The technology is particularly useful for people living regionally, far from clinics.
So where does telehealth fit into regional health care?
Throughout March, the Federal Government acknowledged its importance by authorising health professionals to bulk-bill certain remote consultations, reducing personal costs and increasing accessibility for patients.
This week it became law that those patients could only receive a Medicare subsidy from telehealth appointments if they had an existing relationship with their doctor.
Emerald doctor and Australian College of Rural and Remote Medicine president Ewen McPhee said that in the past few months there had been a "massive uptaking" of the technology, but it had its downside; namely that illnesses may be missed or improperly diagnosed if doctors do not physically examine people.
He said that telehealth would continue to play a role in health care, but would never replace a doctor or a nurse, and that "had to be very clear".
"It's not an excuse to not provide services in rural areas," he said.

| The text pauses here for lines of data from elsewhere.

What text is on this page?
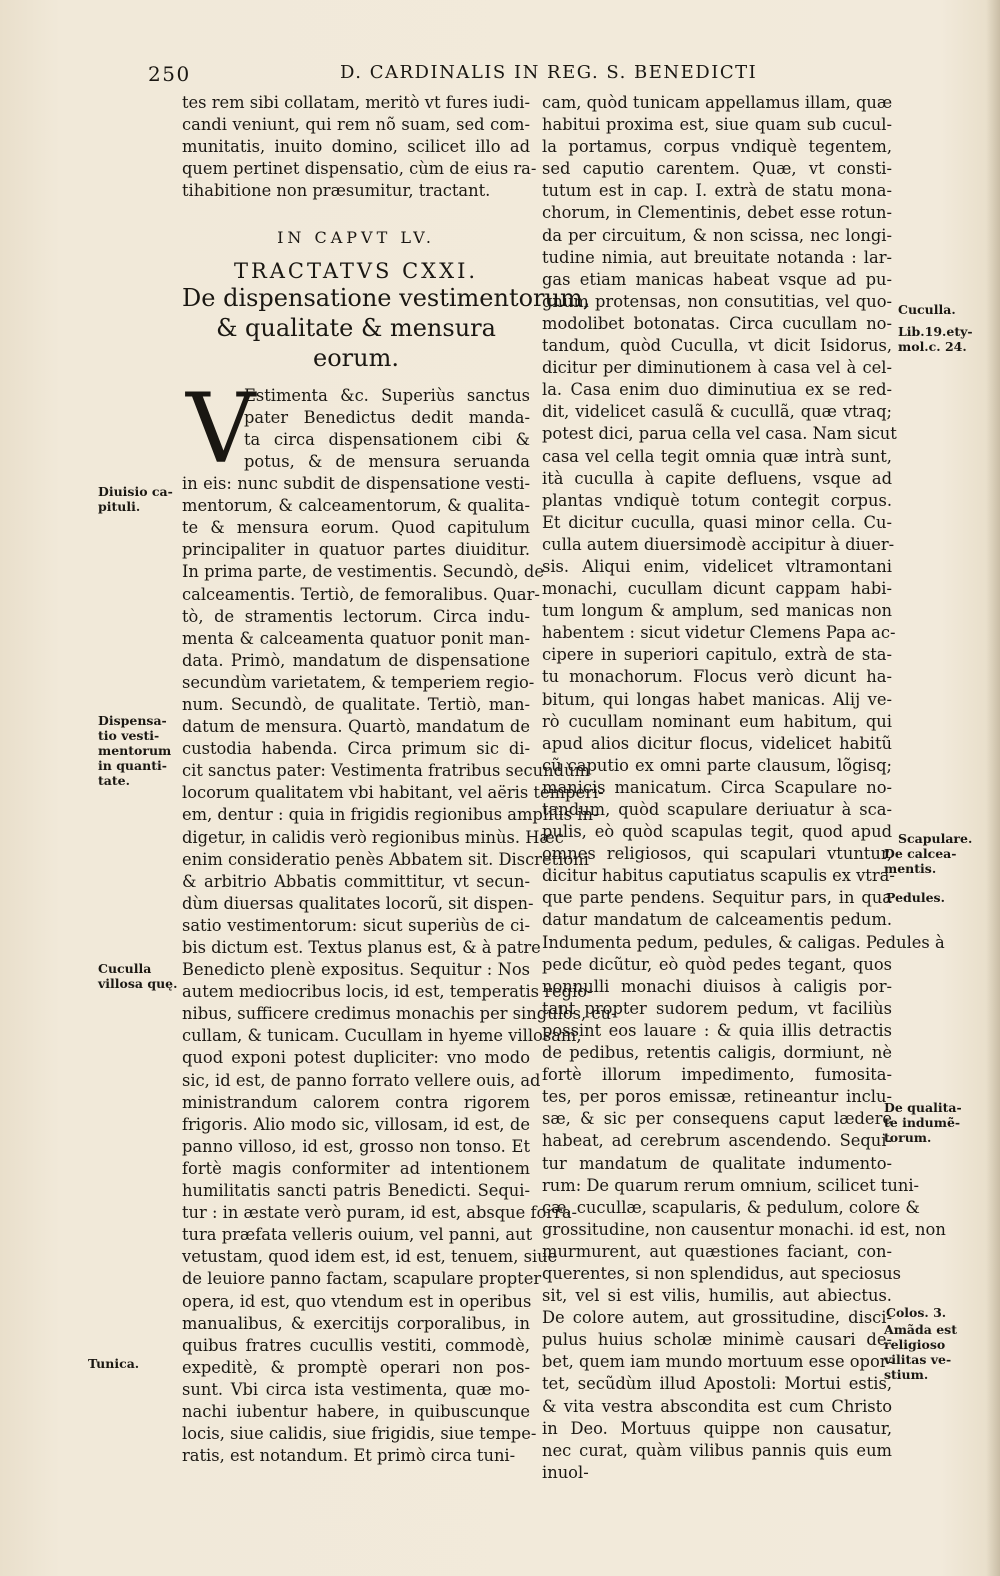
250	D. CARDINALIS IN REG. S. BENEDICTI
tes rem sibi collatam, meritò vt fures iudi-
candi veniunt, qui rem nõ suam, sed com-
munitatis, inuito domino, scilicet illo ad
quem pertinet dispensatio, cùm de eius ra-
tihabitione non præsumitur, tractant.
IN CAPVT LV.
TRACTATVS CXXI.
De dispensatione vestimentorum,
& qualitate & mensura
eorum.
V
Estimenta &c. Superiùs sanctus
pater Benedictus dedit manda-
ta circa dispensationem cibi &
potus, & de mensura seruanda
in eis: nunc subdit de dispensatione vesti-
mentorum, & calceamentorum, & qualita-
te & mensura eorum. Quod capitulum
principaliter in quatuor partes diuiditur.
In prima parte, de vestimentis. Secundò, de
calceamentis. Tertiò, de femoralibus. Quar-
tò, de stramentis lectorum. Circa indu-
menta & calceamenta quatuor ponit man-
data. Primò, mandatum de dispensatione
secundùm varietatem, & temperiem regio-
num. Secundò, de qualitate. Tertiò, man-
datum de mensura. Quartò, mandatum de
custodia habenda. Circa primum sic di-
cit sanctus pater: Vestimenta fratribus secundùm
locorum qualitatem vbi habitant, vel aëris temperi-
em, dentur : quia in frigidis regionibus ampliùs in-
digetur, in calidis verò regionibus minùs. Hæc
enim consideratio penès Abbatem sit. Discretioni
& arbitrio Abbatis committitur, vt secun-
dùm diuersas qualitates locorũ, sit dispen-
satio vestimentorum: sicut superiùs de ci-
bis dictum est. Textus planus est, & à patre
Benedicto plenè expositus. Sequitur : Nos
autem mediocribus locis, id est, temperatis regio-
nibus, sufficere credimus monachis per singulos, cu-
cullam, & tunicam. Cucullam in hyeme villosam,
quod exponi potest dupliciter: vno modo
sic, id est, de panno forrato vellere ouis, ad
ministrandum calorem contra rigorem
frigoris. Alio modo sic, villosam, id est, de
panno villoso, id est, grosso non tonso. Et
fortè magis conformiter ad intentionem
humilitatis sancti patris Benedicti. Sequi-
tur : in æstate verò puram, id est, absque forra-
tura præfata velleris ouium, vel panni, aut
vetustam, quod idem est, id est, tenuem, siue
de leuiore panno factam, scapulare propter
opera, id est, quo vtendum est in operibus
manualibus, & exercitijs corporalibus, in
quibus fratres cucullis vestiti, commodè,
expeditè, & promptè operari non pos-
sunt. Vbi circa ista vestimenta, quæ mo-
nachi iubentur habere, in quibuscunque
locis, siue calidis, siue frigidis, siue tempe-
ratis, est notandum. Et primò circa tuni-
cam, quòd tunicam appellamus illam, quæ
habitui proxima est, siue quam sub cucul-
la portamus, corpus vndiquè tegentem,
sed caputio carentem. Quæ, vt consti-
tutum est in cap. I. extrà de statu mona-
chorum, in Clementinis, debet esse rotun-
da per circuitum, & non scissa, nec longi-
tudine nimia, aut breuitate notanda : lar-
gas etiam manicas habeat vsque ad pu-
gnum protensas, non consutitias, vel quo-
modolibet botonatas. Circa cucullam no-
tandum, quòd Cuculla, vt dicit Isidorus,
dicitur per diminutionem à casa vel à cel-
la. Casa enim duo diminutiua ex se red-
dit, videlicet casulã & cucullã, quæ vtraq;
potest dici, parua cella vel casa. Nam sicut
casa vel cella tegit omnia quæ intrà sunt,
ità cuculla à capite defluens, vsque ad
plantas vndiquè totum contegit corpus.
Et dicitur cuculla, quasi minor cella. Cu-
culla autem diuersimodè accipitur à diuer-
sis. Aliqui enim, videlicet vltramontani
monachi, cucullam dicunt cappam habi-
tum longum & amplum, sed manicas non
habentem : sicut videtur Clemens Papa ac-
cipere in superiori capitulo, extrà de sta-
tu monachorum. Flocus verò dicunt ha-
bitum, qui longas habet manicas. Alij ve-
rò cucullam nominant eum habitum, qui
apud alios dicitur flocus, videlicet habitũ
cũ caputio ex omni parte clausum, lõgisq;
manicis manicatum. Circa Scapulare no-
tandum, quòd scapulare deriuatur à sca-
pulis, eò quòd scapulas tegit, quod apud
omnes religiosos, qui scapulari vtuntur,
dicitur habitus caputiatus scapulis ex vtra-
que parte pendens. Sequitur pars, in qua
datur mandatum de calceamentis pedum.
Indumenta pedum, pedules, & caligas. Pedules à
pede dicũtur, eò quòd pedes tegant, quos
nonnulli monachi diuisos à caligis por-
tant propter sudorem pedum, vt faciliùs
possint eos lauare : & quia illis detractis
de pedibus, retentis caligis, dormiunt, nè
fortè illorum impedimento, fumositа-
tes, per poros emissæ, retineantur inclu-
sæ, & sic per consequens caput lædere
habeat, ad cerebrum ascendendo. Sequi-
tur mandatum de qualitate indumento-
rum: De quarum rerum omnium, scilicet tuni-
cæ, cucullæ, scapularis, & pedulum, colore &
grossitudine, non causentur monachi. id est, non
murmurent, aut quæstiones faciant, con-
querentes, si non splendidus, aut speciosus
sit, vel si est vilis, humilis, aut abiectus.
De colore autem, aut grossitudine, disci-
pulus huius scholæ minimè causari de-
bet, quem iam mundo mortuum esse opor-
tet, secũdùm illud Apostoli: Mortui estis,
& vita vestra abscondita est cum Christo
in Deo. Mortuus quippe non causatur,
nec curat, quàm vilibus pannis quis eum
inuol-
Diuisio ca-
pituli.
Dispensa-
tio vesti-
mentorum
in quanti-
tate.
Cuculla
villosa quę.
Tunica.
Cuculla.
Lib.19.ety-
mol.c. 24.
Scapulare.
De calcea-
mentis.
Pedules.
De qualita-
te indumẽ-
torum.
Colos. 3.
Amãda est
religioso
vilitas ve-
stium.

Dr McPhee said about 97 per cent of nationwide telehealth appointments were done over the phone, rather than by video, and in any case, regional infrastructure was not quite up to the task.
"Our infrastructure," he said, "such as broadband, just doesn't support video.
"From my point of view the issues are quality, safety, appropriateness, and having the infrastructure to enable it.
"Part of it too is providing educational training."
As for the doctor-patient relationship caveat to telehealth's inclusion on the Medicare Benefits Schedule, Dr McPhee said that there were enough provisions to cover emergency situations, but some rural people might be affected.
"The implication," he said, "is that people who haven't got a regular GP - and as you move further west that's more common - or are unable to see their GP as often, will have to pay.
"Basically it's rationalising taxpayers' money. The Medicare spend in primary care has gone above what it was traditionally.
But, he said, "for most people it doesn't change much".
Federal Regional Health Minister Mark Coulton said that doctors across Australia had transitioned more than 30 per cent of their offerings to telehealth variants.
The Medicare change, he said, had to do with ensuring better patient care and financial security for established clinics.
"While unrestricted access to general practice services may encourage choice and competition," Mr Coulton said, "the strong feedback from the sector … is that it can fragment patient care and undermine the viability of General Practices.
"Practices that have focused on telehealth in response to the COVID-19 pandemic will continue to be able to do so, but must demonstrate their capability to provide comprehensive care for their patients by providing face-to-face services."
Earlier this week, Shadow Health Minister Chris Bowen said the same: that the intent of the amendment was to "stop lower quality corporate health care companies monopolising the Telehealth market".
Mr Coulton said the National Broadbank Network should offer the speeds needed for isolated patients using telehealth.
"Connectivity has long been a challenge for rural and remote Australians," he said.
"From first-hand experience, I can say the Sky Muster service is very good. I use it constantly when I am home and used it without fault for several months during this COVID period."